I think it looks like a... circle?

Consider a circle $x^2+y^2=c^2$ .

The distance of the point of intersection of this circle with the given circle from the origin gives the value of $x^2+y^2$ , i.e., $c^2$ . It can be easily seen from the figure that the point of intersection of the blue circle with the given circle gives the minimum distance from the origin.

The distance of $(-5,12)$ from the origin is $13$ and the radius of the given circle is $14$ . So, radius of the blue circle, i. e., $c$ is $1$ . So, minimum value of $x^2+y^2$ is $1$ .

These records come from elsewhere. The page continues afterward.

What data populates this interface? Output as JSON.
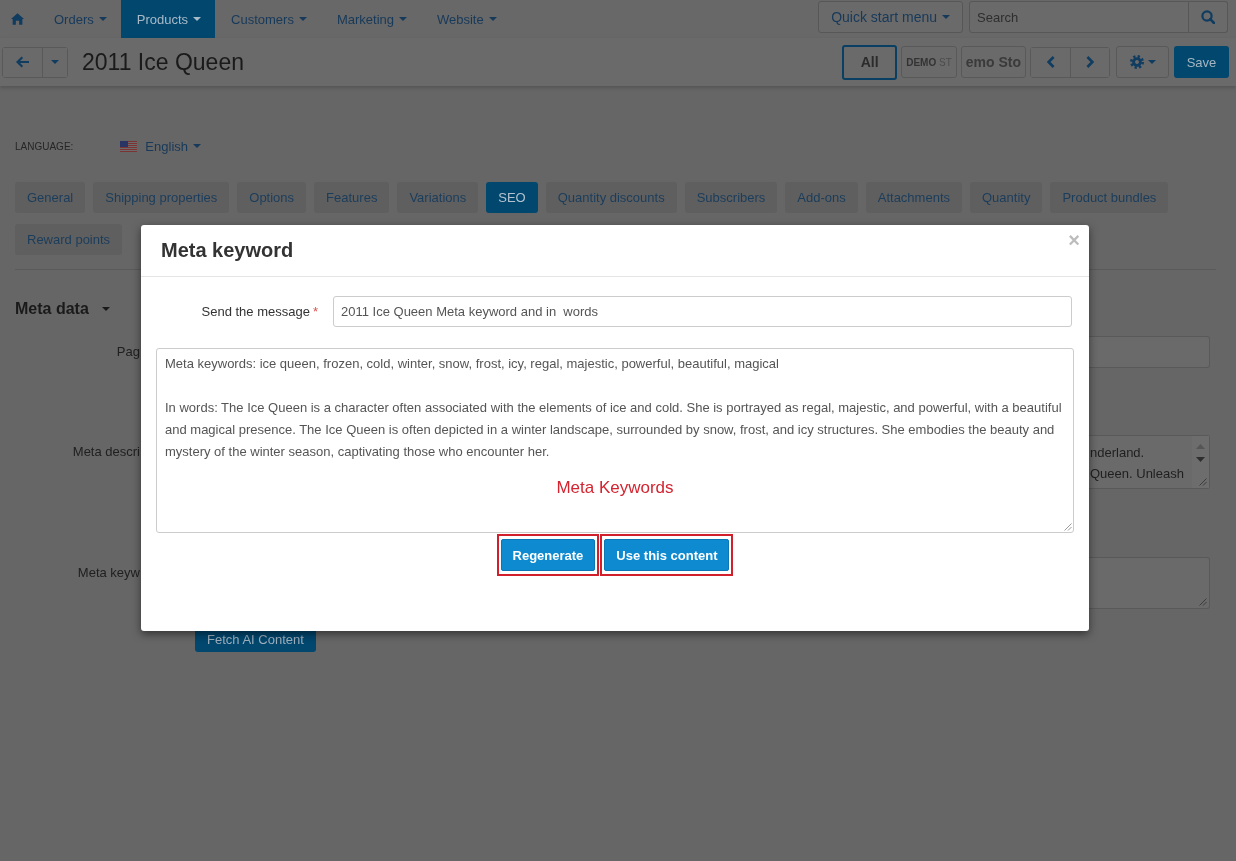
{
  "top_nav": {
    "menu": [
      {
        "label": "Orders",
        "selected": false
      },
      {
        "label": "Products",
        "selected": true
      },
      {
        "label": "Customers",
        "selected": false
      },
      {
        "label": "Marketing",
        "selected": false
      },
      {
        "label": "Website",
        "selected": false
      }
    ],
    "quick_start": "Quick start menu",
    "search": {
      "placeholder": "Search"
    }
  },
  "toolbar": {
    "title": "2011 Ice Queen",
    "stores": [
      {
        "label": "All",
        "kind": "text",
        "selected": true
      },
      {
        "label": "**DEMO** ST",
        "kind": "caption",
        "selected": false
      },
      {
        "label": "emo Sto",
        "kind": "wordmark",
        "selected": false
      }
    ],
    "save": "Save"
  },
  "language": {
    "label": "LANGUAGE:",
    "value": "English"
  },
  "tabs": [
    {
      "label": "General",
      "selected": false
    },
    {
      "label": "Shipping properties",
      "selected": false
    },
    {
      "label": "Options",
      "selected": false
    },
    {
      "label": "Features",
      "selected": false
    },
    {
      "label": "Variations",
      "selected": false
    },
    {
      "label": "SEO",
      "selected": true
    },
    {
      "label": "Quantity discounts",
      "selected": false
    },
    {
      "label": "Subscribers",
      "selected": false
    },
    {
      "label": "Add-ons",
      "selected": false
    },
    {
      "label": "Attachments",
      "selected": false
    },
    {
      "label": "Quantity",
      "selected": false
    },
    {
      "label": "Product bundles",
      "selected": false
    },
    {
      "label": "Reward points",
      "selected": false
    }
  ],
  "meta_data": {
    "title": "Meta data",
    "fields": [
      {
        "label": "Pag",
        "kind": "input"
      },
      {
        "label": "Meta descri",
        "kind": "textarea",
        "lines": [
          "nderland.",
          "Queen. Unleash"
        ]
      },
      {
        "label": "Meta keyw",
        "kind": "textarea"
      }
    ],
    "fetch_button": "Fetch AI Content"
  },
  "modal": {
    "title": "Meta keyword",
    "close": "×",
    "prompt": {
      "label": "Send the message",
      "required_mark": "*",
      "value": "2011 Ice Queen Meta keyword and in  words"
    },
    "content": "Meta keywords: ice queen, frozen, cold, winter, snow, frost, icy, regal, majestic, powerful, beautiful, magical\n\nIn words: The Ice Queen is a character often associated with the elements of ice and cold. She is portrayed as regal, majestic, and powerful, with a beautiful and magical presence. The Ice Queen is often depicted in a winter landscape, surrounded by snow, frost, and icy structures. She embodies the beauty and mystery of the winter season, captivating those who encounter her.",
    "annotation": "Meta Keywords",
    "buttons": [
      {
        "label": "Regenerate",
        "highlighted": true
      },
      {
        "label": "Use this content",
        "highlighted": true
      }
    ]
  }
}
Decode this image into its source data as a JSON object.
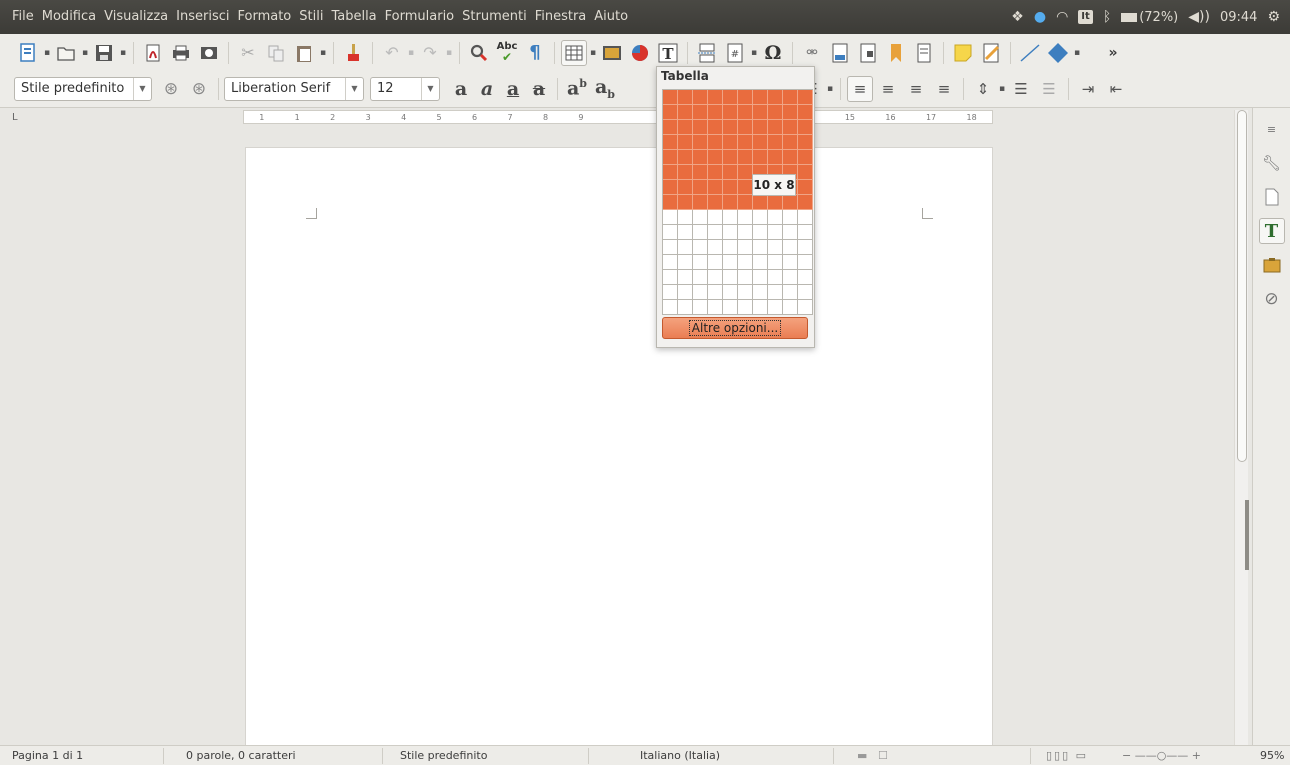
{
  "menubar": {
    "items": [
      "File",
      "Modifica",
      "Visualizza",
      "Inserisci",
      "Formato",
      "Stili",
      "Tabella",
      "Formulario",
      "Strumenti",
      "Finestra",
      "Aiuto"
    ],
    "keyboard_layout": "It",
    "battery": "(72%)",
    "clock": "09:44"
  },
  "formatting": {
    "paragraph_style": "Stile predefinito",
    "font_name": "Liberation Serif",
    "font_size": "12"
  },
  "ruler": {
    "ticks": [
      "1",
      "1",
      "2",
      "3",
      "4",
      "5",
      "6",
      "7",
      "8",
      "9",
      "14",
      "15",
      "16",
      "17",
      "18"
    ]
  },
  "table_popup": {
    "title": "Tabella",
    "selected_cols": 10,
    "selected_rows": 8,
    "total_cols": 10,
    "total_rows": 15,
    "size_label": "10 x 8",
    "more_options": "Altre opzioni...",
    "selection_color": "#e96c3e"
  },
  "statusbar": {
    "page": "Pagina 1 di 1",
    "words": "0 parole, 0 caratteri",
    "page_style": "Stile predefinito",
    "language": "Italiano (Italia)",
    "zoom": "95%"
  },
  "colors": {
    "menubar_bg": "#3c3b37",
    "toolbar_bg": "#edece8",
    "accent": "#e96c3e"
  },
  "icons": {
    "toolbar1": [
      "new-document-icon",
      "open-folder-icon",
      "save-icon",
      "export-pdf-icon",
      "print-icon",
      "print-preview-icon",
      "cut-icon",
      "copy-icon",
      "paste-icon",
      "clone-formatting-icon",
      "undo-icon",
      "redo-icon",
      "find-replace-icon",
      "spelling-icon",
      "formatting-marks-icon",
      "insert-table-icon",
      "insert-image-icon",
      "insert-chart-icon",
      "insert-textbox-icon",
      "page-break-icon",
      "insert-field-icon",
      "special-character-icon",
      "hyperlink-icon",
      "footnote-icon",
      "endnote-icon",
      "bookmark-icon",
      "cross-reference-icon",
      "comment-icon",
      "track-changes-icon",
      "line-icon",
      "basic-shapes-icon",
      "more-icon"
    ],
    "sidebar": [
      "properties-icon",
      "wrench-icon",
      "page-icon",
      "styles-icon",
      "gallery-icon",
      "navigator-icon"
    ]
  }
}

$\textbf{Solution outline:}$

The equation can be visualized as a circle centered at $(-5,12)$ and having radius $14$ . So $x^{2}+y^{2}$ is clearly the square of the minimum distance of the circumference of the circle from the origin which is $(14 - 13)^{2} = \boxed{1}$ .

Put x + 5 = 14cos(theta) and y - 12 = 14sin(theta) Thus, x^2 + y^2 = 196cos^2(theta) + 25 - 140cos(theta) + 196sin^2(theta) + 144 + 336sin(theta) = 365 + 336sin(theta) -140cos(theta) Thus, minimum value = 365 - 364 = 1

Get the equation of the line containing the origin (0,0) and the center of the circle (-5,12)

Get the solutions (intersection) of the Circle and the line.

There will be two solution, but use only the coordinate near the origin.

( 5/13 , -12/13) --- this is the solution

x^2 + y^2 = (5/13) ^ 2 + (-12/13) ^ 2 = 1